Abstract:Digital human avatars aim to simulate the dynamic appearance of humans in virtual environments, enabling immersive experiences across gaming, film, virtual reality, and more. However, the conventional process for creating and animating photorealistic human avatars is expensive and time-consuming, requiring large camera capture rigs and significant manual effort from professional 3D artists. With the advent of capable image and video generation models, recent methods enable automatic rendering of realistic animated avatars from a single casually captured reference image of a target subject. While these techniques significantly lower barriers to avatar creation and offer compelling realism, they lack constraints provided by multi-view information or an explicit 3D representation. So, image quality and realism degrade when rendered from viewpoints that deviate strongly from the reference image. Here, we build a video model that generates animatable multi-view videos of digital humans based on a single reference image and target expressions.

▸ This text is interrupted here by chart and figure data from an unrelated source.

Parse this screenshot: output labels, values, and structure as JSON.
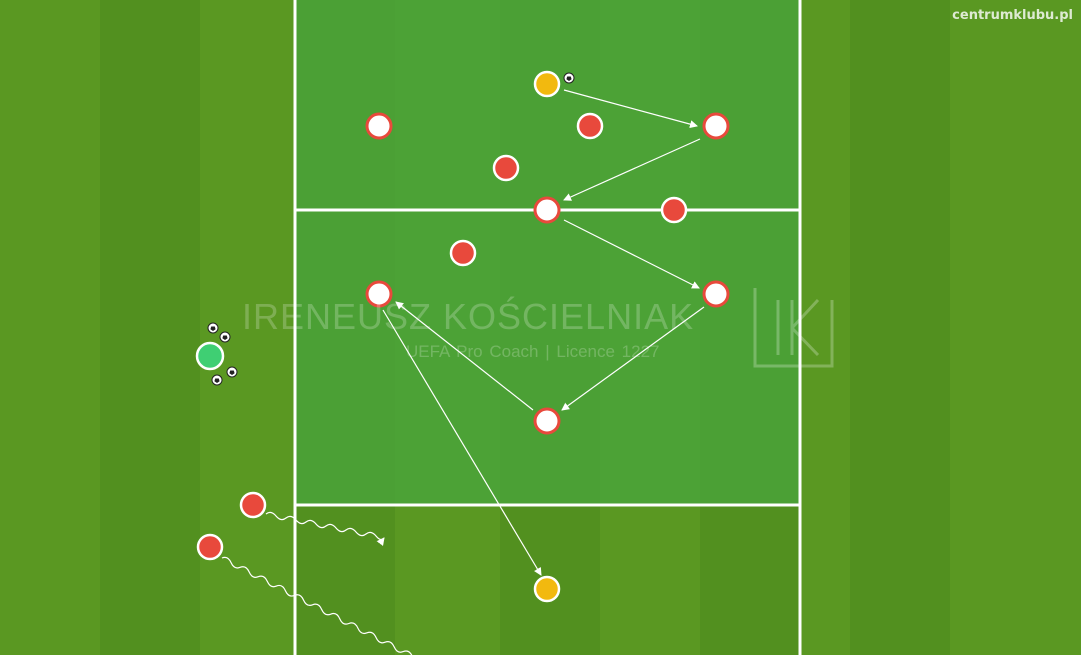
{
  "site_label": "centrumklubu.pl",
  "watermark": {
    "name": "IRENEUSZ KOŚCIELNIAK",
    "subtitle": "UEFA Pro Coach  |  Licence 1227",
    "logo_letters": "IK"
  },
  "colors": {
    "grass_dark": "#4f8a1e",
    "grass_light": "#5a971f",
    "zone_bright": "#4aa63a",
    "line": "#ffffff",
    "red_player": "#e8493c",
    "white_player": "#ffffff",
    "white_player_ring": "#e8493c",
    "yellow_player": "#f2b90f",
    "green_player": "#3fcf73",
    "arrow": "#ffffff"
  },
  "icons": [
    "ball-icon",
    "pass-arrow",
    "dribble-run-arrow"
  ]
}
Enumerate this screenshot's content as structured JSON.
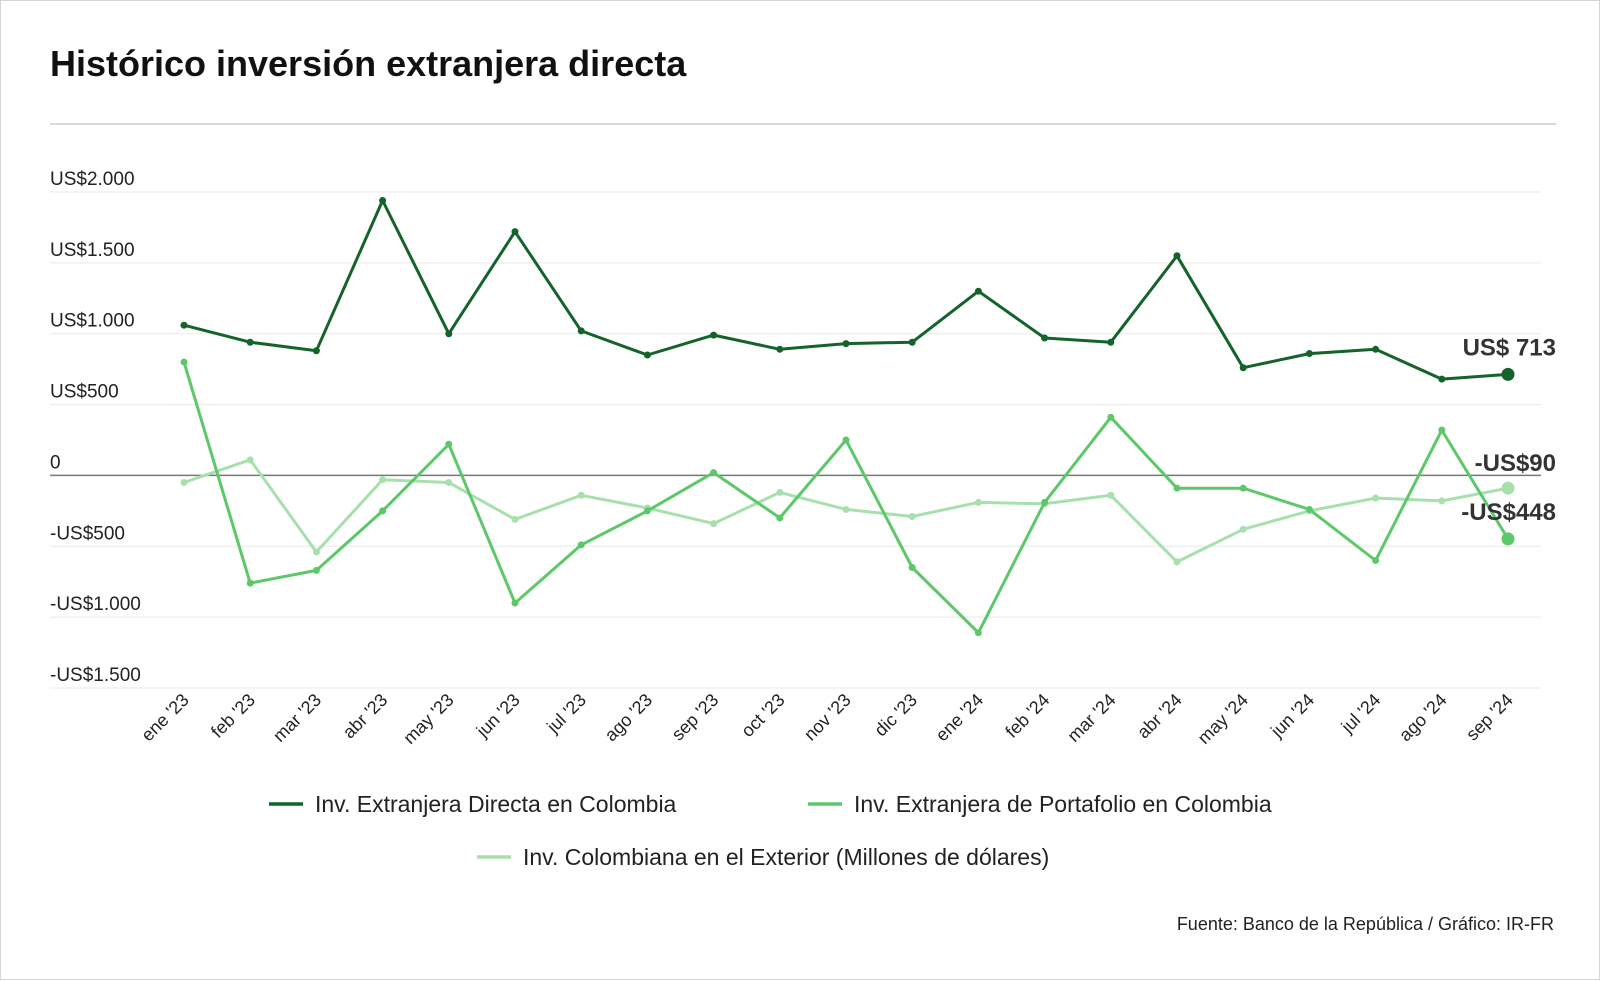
{
  "title": "Histórico inversión extranjera directa",
  "source": "Fuente: Banco de la República / Gráfico: IR-FR",
  "colors": {
    "dark": "#14632a",
    "mid": "#5cc86a",
    "light": "#a8e0ad",
    "grid": "#e8e8e8",
    "zero": "#777777",
    "rule": "#d9d9d9"
  },
  "chart_data": {
    "type": "line",
    "title": "Histórico inversión extranjera directa",
    "ylim": [
      -1500,
      2000
    ],
    "yticks": [
      2000,
      1500,
      1000,
      500,
      0,
      -500,
      -1000,
      -1500
    ],
    "ytick_labels": [
      "US$2.000",
      "US$1.500",
      "US$1.000",
      "US$500",
      "0",
      "-US$500",
      "-US$1.000",
      "-US$1.500"
    ],
    "categories": [
      "ene '23",
      "feb '23",
      "mar '23",
      "abr '23",
      "may '23",
      "jun '23",
      "jul '23",
      "ago '23",
      "sep '23",
      "oct '23",
      "nov '23",
      "dic '23",
      "ene '24",
      "feb '24",
      "mar '24",
      "abr '24",
      "may '24",
      "jun '24",
      "jul '24",
      "ago '24",
      "sep '24"
    ],
    "grid": true,
    "legend_position": "bottom",
    "series": [
      {
        "name": "Inv. Extranjera Directa en Colombia",
        "color": "#14632a",
        "values": [
          1060,
          940,
          880,
          1940,
          1000,
          1720,
          1020,
          850,
          990,
          890,
          930,
          940,
          1300,
          970,
          940,
          1550,
          760,
          860,
          890,
          680,
          713
        ],
        "end_label": "US$ 713"
      },
      {
        "name": "Inv. Extranjera de Portafolio en Colombia",
        "color": "#5cc86a",
        "values": [
          800,
          -760,
          -670,
          -250,
          220,
          -900,
          -490,
          -250,
          20,
          -300,
          250,
          -650,
          -1110,
          -190,
          410,
          -90,
          -90,
          -240,
          -600,
          320,
          -448
        ],
        "end_label": "-US$448"
      },
      {
        "name": "Inv. Colombiana en el Exterior (Millones de dólares)",
        "color": "#a8e0ad",
        "values": [
          -50,
          110,
          -540,
          -30,
          -50,
          -310,
          -140,
          -230,
          -340,
          -120,
          -240,
          -290,
          -190,
          -200,
          -140,
          -610,
          -380,
          -250,
          -160,
          -180,
          -90
        ],
        "end_label": "-US$90"
      }
    ]
  }
}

Our model, MVP4D, is based on a state-of-the-art pre-trained video diffusion model and generates hundreds of frames simultaneously from viewpoints varying by up to 360 degrees around a target subject. We show how to distill the outputs of this model into a 4D avatar that can be rendered in real-time. Our approach significantly improves the realism, temporal consistency, and 3D consistency of generated avatars compared to previous methods.